大和自動車交通とニューステクノロジーは、都内のホテルを対象にプレミアムハイヤーサービス「TOKYO CHAUFFEUR SERVICE」の提供を11月7日より開始した。

訪日客の増加に伴い、プレミアムな移動手段への需要も拡大しており、より直感的で効率的な配車システムを提供。

目的地への送迎だけでなく、都内ランドマークの観光案内などさまざまなリクエストにも対応し、ハイクラスな宿泊客のニーズも満たせるとする。

ホテル事業者に特化したハイヤー専用の配車システム

昨今の訪日客数は過去最大ペースで増加しており、それに伴ってタクシー利用も増えている。大和自動車交通が2024年6月に行った調査では、タクシー利用の約半数が訪日客となる車両もあったという。

ハイヤーに関しても、都内のハイヤー登録台数が2022年6月から2024年6月の間に660台も増加しており、こちらもインバウンド需要に伴うものと考えられる。

その一方で、運転手不足や電話やメール、FAXなどを用いた非効率な配車依頼により、需要と供給の不一致が発生。増えていく需要に対応していくことは業界の大きな課題となっていた。

観光庁も「観光DX」を推進しており、タクシー・ハイヤー事業者、ホテル事業者ともに、配車の効率化と移動体験の向上は急務となっている。

  • 大和自動車交通の常務執行役員、小山哲男氏(左)とニューステクノロジー代表取締役の三浦純揮氏

「TOKYO CHAUFFEUR SERVICE」では、高級車両を使用した移動サービスを、ホテルを介して訪日客向けに提供するサービス。

車両はレクサスLM、トヨタ・アルファード、ヴェルファイアなどを使用しており、車両クラスの指定も可能だ。

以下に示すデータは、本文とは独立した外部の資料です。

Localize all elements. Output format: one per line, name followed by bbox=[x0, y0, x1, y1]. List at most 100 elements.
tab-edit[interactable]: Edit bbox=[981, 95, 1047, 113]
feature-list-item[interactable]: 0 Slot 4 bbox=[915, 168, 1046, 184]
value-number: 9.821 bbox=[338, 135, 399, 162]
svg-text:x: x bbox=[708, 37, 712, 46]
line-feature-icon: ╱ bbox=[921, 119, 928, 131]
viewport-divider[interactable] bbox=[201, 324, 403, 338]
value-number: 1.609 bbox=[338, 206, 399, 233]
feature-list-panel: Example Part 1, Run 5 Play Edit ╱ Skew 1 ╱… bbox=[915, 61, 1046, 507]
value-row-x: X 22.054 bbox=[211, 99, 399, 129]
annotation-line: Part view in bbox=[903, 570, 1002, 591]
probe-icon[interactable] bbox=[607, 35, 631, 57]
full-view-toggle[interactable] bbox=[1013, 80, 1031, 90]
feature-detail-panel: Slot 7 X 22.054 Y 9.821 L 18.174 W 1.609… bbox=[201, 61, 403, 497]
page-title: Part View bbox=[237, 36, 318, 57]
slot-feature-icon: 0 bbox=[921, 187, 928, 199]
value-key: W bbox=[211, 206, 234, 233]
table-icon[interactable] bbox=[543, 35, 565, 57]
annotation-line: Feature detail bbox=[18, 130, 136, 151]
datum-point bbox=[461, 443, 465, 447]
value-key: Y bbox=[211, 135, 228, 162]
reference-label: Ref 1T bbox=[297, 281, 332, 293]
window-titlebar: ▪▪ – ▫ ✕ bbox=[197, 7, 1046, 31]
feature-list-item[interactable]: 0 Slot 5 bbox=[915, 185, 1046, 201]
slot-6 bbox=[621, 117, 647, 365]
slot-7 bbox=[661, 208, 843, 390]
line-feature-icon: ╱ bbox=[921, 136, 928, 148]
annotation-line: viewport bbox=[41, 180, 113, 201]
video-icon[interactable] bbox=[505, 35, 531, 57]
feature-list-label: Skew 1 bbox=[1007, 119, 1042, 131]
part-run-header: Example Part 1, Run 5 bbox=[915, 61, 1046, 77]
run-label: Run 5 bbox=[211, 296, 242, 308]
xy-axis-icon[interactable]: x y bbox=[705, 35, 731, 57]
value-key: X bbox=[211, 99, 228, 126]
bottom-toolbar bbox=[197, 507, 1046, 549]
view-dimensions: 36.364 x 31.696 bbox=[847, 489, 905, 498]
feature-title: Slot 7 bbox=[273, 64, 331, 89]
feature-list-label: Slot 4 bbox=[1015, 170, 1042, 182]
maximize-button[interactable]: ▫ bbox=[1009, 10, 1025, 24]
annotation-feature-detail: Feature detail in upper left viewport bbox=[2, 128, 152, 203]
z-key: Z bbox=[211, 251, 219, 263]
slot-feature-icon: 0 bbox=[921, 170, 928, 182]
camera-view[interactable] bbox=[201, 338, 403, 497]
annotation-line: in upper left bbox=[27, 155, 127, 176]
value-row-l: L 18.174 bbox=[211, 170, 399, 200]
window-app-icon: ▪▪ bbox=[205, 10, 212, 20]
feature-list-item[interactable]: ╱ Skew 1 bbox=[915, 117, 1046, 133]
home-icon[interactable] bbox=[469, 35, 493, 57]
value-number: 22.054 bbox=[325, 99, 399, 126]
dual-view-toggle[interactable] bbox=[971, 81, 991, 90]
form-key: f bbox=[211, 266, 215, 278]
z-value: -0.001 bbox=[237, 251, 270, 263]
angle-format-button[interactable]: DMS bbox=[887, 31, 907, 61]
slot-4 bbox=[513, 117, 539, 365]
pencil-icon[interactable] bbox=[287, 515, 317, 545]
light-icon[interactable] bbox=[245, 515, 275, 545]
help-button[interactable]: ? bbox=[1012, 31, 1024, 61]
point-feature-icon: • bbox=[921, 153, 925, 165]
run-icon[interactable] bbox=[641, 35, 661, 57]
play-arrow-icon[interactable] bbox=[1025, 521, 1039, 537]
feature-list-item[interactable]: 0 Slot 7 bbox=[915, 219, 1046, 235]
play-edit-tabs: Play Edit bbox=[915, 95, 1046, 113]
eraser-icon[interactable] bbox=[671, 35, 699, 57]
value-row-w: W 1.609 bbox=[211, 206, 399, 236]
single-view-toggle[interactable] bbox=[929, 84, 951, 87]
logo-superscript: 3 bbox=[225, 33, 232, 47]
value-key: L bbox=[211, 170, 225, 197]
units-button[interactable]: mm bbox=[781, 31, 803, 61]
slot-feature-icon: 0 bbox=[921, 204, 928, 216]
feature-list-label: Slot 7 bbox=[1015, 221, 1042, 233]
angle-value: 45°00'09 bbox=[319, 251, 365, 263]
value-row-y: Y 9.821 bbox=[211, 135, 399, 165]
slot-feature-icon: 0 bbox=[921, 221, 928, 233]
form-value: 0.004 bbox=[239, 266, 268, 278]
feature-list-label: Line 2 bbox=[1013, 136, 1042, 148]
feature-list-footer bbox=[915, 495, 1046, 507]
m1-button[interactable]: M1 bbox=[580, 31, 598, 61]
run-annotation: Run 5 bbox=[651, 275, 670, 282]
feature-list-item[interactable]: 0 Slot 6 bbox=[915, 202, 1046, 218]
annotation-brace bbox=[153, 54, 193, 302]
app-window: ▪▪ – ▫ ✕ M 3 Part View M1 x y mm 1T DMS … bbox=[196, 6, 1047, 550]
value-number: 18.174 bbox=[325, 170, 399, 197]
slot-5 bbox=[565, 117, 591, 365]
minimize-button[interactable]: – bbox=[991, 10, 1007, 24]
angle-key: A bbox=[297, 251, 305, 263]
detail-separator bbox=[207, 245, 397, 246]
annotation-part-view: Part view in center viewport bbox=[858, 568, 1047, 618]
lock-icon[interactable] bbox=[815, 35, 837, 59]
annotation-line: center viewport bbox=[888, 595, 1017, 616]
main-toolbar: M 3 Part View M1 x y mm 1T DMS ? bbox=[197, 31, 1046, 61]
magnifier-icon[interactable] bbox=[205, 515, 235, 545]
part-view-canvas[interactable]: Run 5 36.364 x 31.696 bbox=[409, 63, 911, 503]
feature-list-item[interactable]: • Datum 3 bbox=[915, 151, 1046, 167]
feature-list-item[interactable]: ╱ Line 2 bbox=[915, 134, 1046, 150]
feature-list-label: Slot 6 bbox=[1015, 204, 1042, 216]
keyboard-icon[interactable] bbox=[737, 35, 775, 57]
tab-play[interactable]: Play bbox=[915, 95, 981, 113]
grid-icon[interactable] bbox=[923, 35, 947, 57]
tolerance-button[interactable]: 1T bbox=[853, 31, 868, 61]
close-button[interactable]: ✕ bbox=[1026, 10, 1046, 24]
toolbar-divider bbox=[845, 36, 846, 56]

ドライバーは語学堪能な人材をそろえ、目的地まで専属で送迎する。ドライバーは東京シティガイド検定も保有しているため、観光案内のリクエストにも対応可能だ。

また、ドライバーの装いにもこだわり、オーダースーツを着用してサービスを提供する。

ホテル事業者は、ハイヤー手配に特化した「TOKYO CHAUFFEUR SERVICE」専用のシステムで、配車情報を一元管理することができるほか、車両の現在位置も把握できる。

システムは、PCブラウザからのアクセスのほか、スマートフォンアプリも順次提供予定とのこと。

配車注文の際は、氏名や乗車人数、荷物の個数、目的地、車両のクラス、観光希望などを事前にシステムから入力。プルダウンメニューなど直感的な入力で手配できるようになっており、車いすやチャイルドシートなど細やかな要望にも応える。

ドライバー・ハイヤー運行担当者などと直接やりとりできるチャット機能も備えており、配車依頼から発注書などの文書管理まで、すべてオンライン上で処理が可能となっている。

  • ハイヤー手配・業務管理画面(スマートフォン版) 提供:大和自動車交通

このDX化により、ハイヤー手配時の電話連絡や手配依頼書のFAXやメール送信など、レスポンスとスピーディな配車、煩雑な発注処理などの課題を解決していく狙いだ。

同サービスは、都内のラグジュアリーホテルを中心に導入されるという。

オンライン会議や社内打ち合わせもOK、プレミアムな移動を実現

体験試乗では、レクサスLMに乗車させてもらった。

車内は、ゆったりと足が延ばせる個室空間で、冷蔵庫やスマートフォン充電器なども装備。水やおしぼりなども用意されていた。要望があれば、マットや社内の香りなどもホテルの仕様にカスタマイズすることができるという。

正面の大きなモニターでは映像コンテンツの視聴のほか、HDMIケーブルと手持ちの機器をつなげることで、会議や打ち合わせを移動しながら行うこともできる。Wi-Fiもあるため、オンライン会議も可能。

運転席側とはパーテーションを立てて区切ることができるので安心だ。パーテーションやサンルーフのウィンドウ、座席のリクライニングなどは、手元のタッチパネルや操作盤で動作できる。

  • 提供:大和自動車交通

ハイクラスの車両ならではの揺れの少ないなめらかな走行で、テーブルを出してのPC作業も何の負担もなく行うことができそうだ。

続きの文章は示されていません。